CD34⁺CD38^-CD58^- leukemia-Propagating Cells at Diagnosis Could Identify Patients at High-Risk for Relapse in Philadelphia Chromosome-Positive Acute Lymphoblastic Leukemia after Allogeneic Hematopoietic Stem Cell Transplantation

Background: Relapse of Philadelphia-chromosome-positive acute lymphoblastic leukemia (Ph⁺ALL) may result from the persistence of leukemia stem cells sometimes termed leukemia-propagating cells (LPCs). We recently found that Ph⁺ALL LPCs are enriched in the CD34⁺CD38^-CD58^- fraction using anti-CD122-conditioned NOD/SCID xenograft assay by intra-bone marrow injection, which translating to adverse clinical outcomes (Kong Y, et al. Leukemia 2014. accepted). Despite the widespread use of abelson tyrosine kinase inhibitors (TKIs) in Ph⁺ALL, allogeneic hematopoietic stem cell transplantation (allo-HSCT) remains the best curative option. However, whether the prognostic significance of the identified LPCs phenotype to identify patients at high risk for relapse could retain in Ph⁺ALL after allo-HSCT, if any, is unknown.

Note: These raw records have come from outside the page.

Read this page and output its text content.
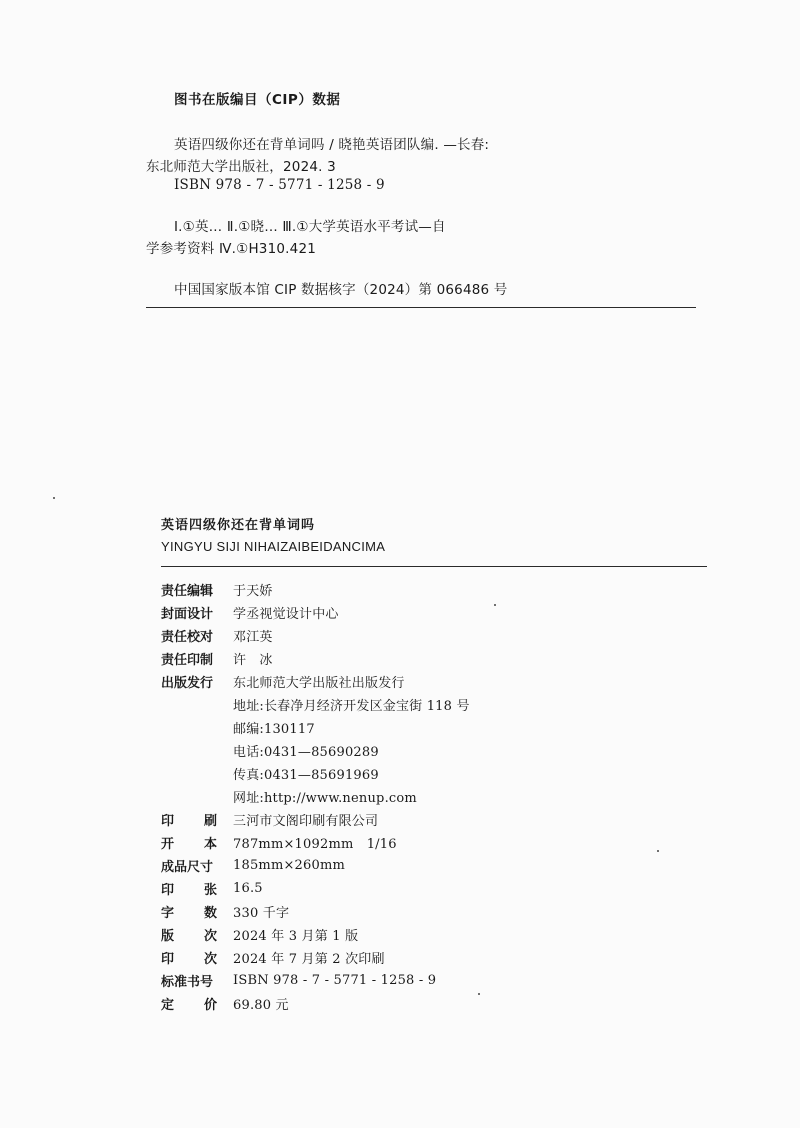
图书在版编目（CIP）数据
英语四级你还在背单词吗 / 晓艳英语团队编. —长春:
东北师范大学出版社，2024. 3
ISBN 978 - 7 - 5771 - 1258 - 9
Ⅰ.①英… Ⅱ.①晓… Ⅲ.①大学英语水平考试—自
学参考资料 Ⅳ.①H310.421
中国国家版本馆 CIP 数据核字（2024）第 066486 号
英语四级你还在背单词吗
YINGYU SIJI NIHAIZAIBEIDANCIMA
责任编辑 于天娇
封面设计 学丞视觉设计中心
责任校对 邓江英
责任印制 许　冰
出版发行 东北师范大学出版社出版发行
地址:长春净月经济开发区金宝街 118 号
邮编:130117
电话:0431—85690289
传真:0431—85691969
网址:http://www.nenup.com
印 刷 三河市文阁印刷有限公司
开 本 787mm×1092mm　1/16
成品尺寸 185mm×260mm
印 张 16.5
字 数 330 千字
版 次 2024 年 3 月第 1 版
印 次 2024 年 7 月第 2 次印刷
标准书号 ISBN 978 - 7 - 5771 - 1258 - 9
定 价 69.80 元
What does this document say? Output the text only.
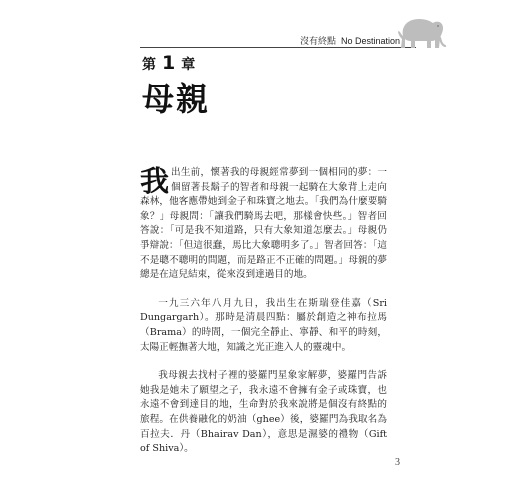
沒有終點 No Destination
第 1 章
母親

我出生前，懷著我的母親經常夢到一個相同的夢：一個留著長鬍子的智者和母親一起騎在大象背上走向森林，他客應帶她到金子和珠寶之地去。「我們為什麼要騎象？」母親問：「讓我們騎馬去吧，那樣會快些。」智者回答說：「可是我不知道路，只有大象知道怎麼去。」母親仍爭辯說：「但這很蠢，馬比大象聰明多了。」智者回答：「這不是聰不聰明的問題，而是路正不正確的問題。」母親的夢總是在這兒結束，從來沒到達過目的地。

一九三六年八月九日，我出生在斯瑞登佳嘉（Sri Dungargarh）。那時是清晨四點：屬於創造之神布拉馬（Brama）的時間，一個完全靜止、寧靜、和平的時刻，太陽正輕撫著大地，知識之光正進入人的靈魂中。

我母親去找村子裡的婆羅門星象家解夢，婆羅門告訴她我是她未了願望之子，我永遠不會擁有金子或珠寶，也永遠不會到達目的地，生命對於我來說將是個沒有終點的旅程。在供養融化的奶油（ghee）後，婆羅門為我取名為百拉夫．丹（Bhairav Dan），意思是濕婆的禮物（Gift of Shiva）。

3
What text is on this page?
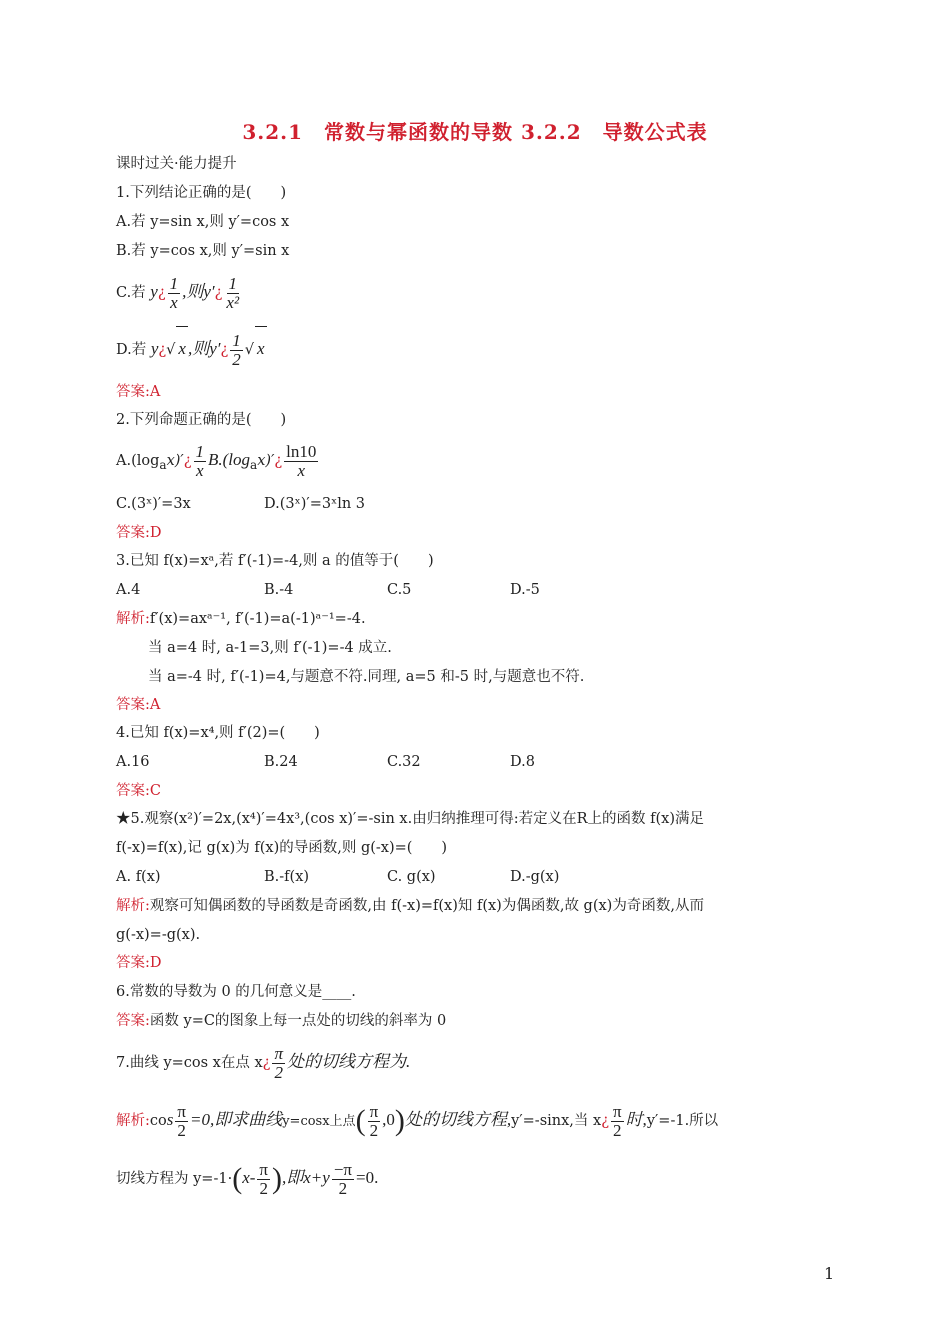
3.2.1　常数与幂函数的导数 3.2.2　导数公式表
课时过关·能力提升
1.下列结论正确的是(　　)
A.若 y=sin x,则 y′=cos x
B.若 y=cos x,则 y′=sin x
C.若 y¿ $\frac{1}{x}$ ,则y′¿ $\frac{1}{\text{x²}}$
D.若 y¿√ x ,则y′¿ $\frac{1}{2}$ √ x
答案:A
2.下列命题正确的是(　　)
$A.(\log_ax)'¿ \frac{1}{x}$ $B.(\log_ax)'¿ \frac{\ln 10}{x}$
C.(3ˣ)′=3x	D.(3ˣ)′=3ˣln 3
答案:D
3.已知 f(x)=xᵃ,若 f′(-1)=-4,则 a 的值等于(　　)
A.4	B.-4	C.5	D.-5
解析:f′(x)=axᵃ⁻¹, f′(-1)=a(-1)ᵃ⁻¹=-4.
当 a=4 时, a-1=3,则 f′(-1)=-4 成立.
当 a=-4 时, f′(-1)=4,与题意不符.同理, a=5 和-5 时,与题意也不符.
答案:A
4.已知 f(x)=x⁴,则 f′(2)=(　　)
A.16	B.24	C.32	D.8
答案:C
★5.观察(x²)′=2x,(x⁴)′=4x³,(cos x)′=-sin x.由归纳推理可得:若定义在R上的函数 f(x)满足
f(-x)=f(x),记 g(x)为 f(x)的导函数,则 g(-x)=(　　)
A. f(x)	B.-f(x)	C. g(x)	D.-g(x)
解析:观察可知偶函数的导函数是奇函数,由 f(-x)=f(x)知 f(x)为偶函数,故 g(x)为奇函数,从而
g(-x)=-g(x).
答案:D
6.常数的导数为 0 的几何意义是____.
答案:函数 y=C的图象上每一点处的切线的斜率为 0
7.曲线 y=cos x在点 x¿ $\frac{\pi}{2}$ 处的切线方程为.
解析:cos $\frac{\pi}{2} =0$,即求曲线y=cosx上点( $\frac{\pi}{2} ,0$)处的切线方程,y′=-sinx,当 x¿ $\frac{\pi}{2}$ 时,y′=-1.所以
切线方程为 $y=-1\cdot(x- \frac{\pi}{2}$ ),即$x+y \frac{-\pi}{2} =0$.
1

Aims: To investigate the prognostic significance of the candidate CD34⁺CD38^-CD58^- LPCs in Ph⁺ALL subjects underwent allo-HSCT.

Methods: A total of 80 consecutive adults (18-60 years) with Ph⁺ALL underwent allo-HSCT were eligible for the study at Peking University Institute of Hematology from January 1, 2009 to December 31, 2013. Imatinib was routinely administered in subjects pre- and post-HSCT as previously reported. A multi-parameter flow cytometry analysis of CD58-FITC/CD10-PE/CD19-APC-Cy7/CD34-PerCP/CD45-Vioblue/ CD38-APC on gated leukemia blasts of bone marrow was performed at diagnosis. Furthermore, minimal residual disease (MRD) was monitored by BCR/ABL transcripts in bone marrow samples at diagnosis, directly before transplantation, as well as serially at 1, 2, 3, 6, 9, 12,24,36,60 months post-HSCT and at relapse using real-time quantitative polymerase chain reaction. Cumulative incidences of relapse (CIR) and non-relapse mortality were calculated using the Kalbfleisch and Prentice method. Leukemia-free survival (LFS) and overall survival (OS) were estimated using the Kaplan-Meier method and compared using the log-rank test. Factors at a level of P<0.1 were included as variables in the multivariate Cox regression model. The study was approved by the Ethics Committee of Peking University People’s Hospital.

Results: On the basis of blasts phenotypes at diagnosis, subjects were stratified into CD34⁺CD38^-CD58^- group (N=15) and other phenotype group (N=65). The demographic and clinical characteristics showed no significant difference between the two phenotype groups. Median follow-up was 25.5 mo (range, 6-65 mo) for all subjects and 33 mo (range, 6-65 mo) for survivors. During the MRD monitoring, significantly higher levels of BCR/ABL transcripts were detected in subjects in CD34⁺CD38^-CD58^- group than persons in other phenotype group especially at 3 mo post-HSCT [0.12(0-152.4)% vs. 0(0-100)%, P=0.001]. Additionally, CD34⁺CD38^-CD58^- LPCs phenotype directly correlated with higher 3-year CIR (63.2% [58.2-68.1%] vs. 5.3% [5.1-5.5%]; P<0.0001), worse LFS (30.2% [8.1-56.6%] vs. 78.7% [64.5-87.7%]; P=0.001) and OS (37.7% [12.6-63.2%] vs. 82.3% [68.5-90.4%]; P=0.0004). Multivariate analyses indicated that CD34⁺CD38^-CD58^- LPCs phenotype at diagnosis and BCR-ABL reduction at 3 mo post-HSCT were independent risk factors for relapse, LFS and OS in adults with Ph⁺ALL underwent allo-HSCT.

Summary/Conclusion: Our data suggest that a candidate CD34⁺CD38^-CD58^- LPCs phenotype at diagnosis allows rapid identification of high-risk patients for relapse even after allo-HSCT. Risk-stratification post-HSCT therapy incorporating analysis of CD34⁺CD38^-CD58^- LPCs phenotype at diagnosis promises to benefit the adults with Ph⁺ALL in the future.

Acknowledgment: Supported by the National Natural Science Foundation of China (grant nos. 81370638&81230013), the Beijing Municipal Science and Technology Program (grant no. Z141100000214011), and Peking University People’s Hospital Research and Development Funds (grant no. RDB2012-23).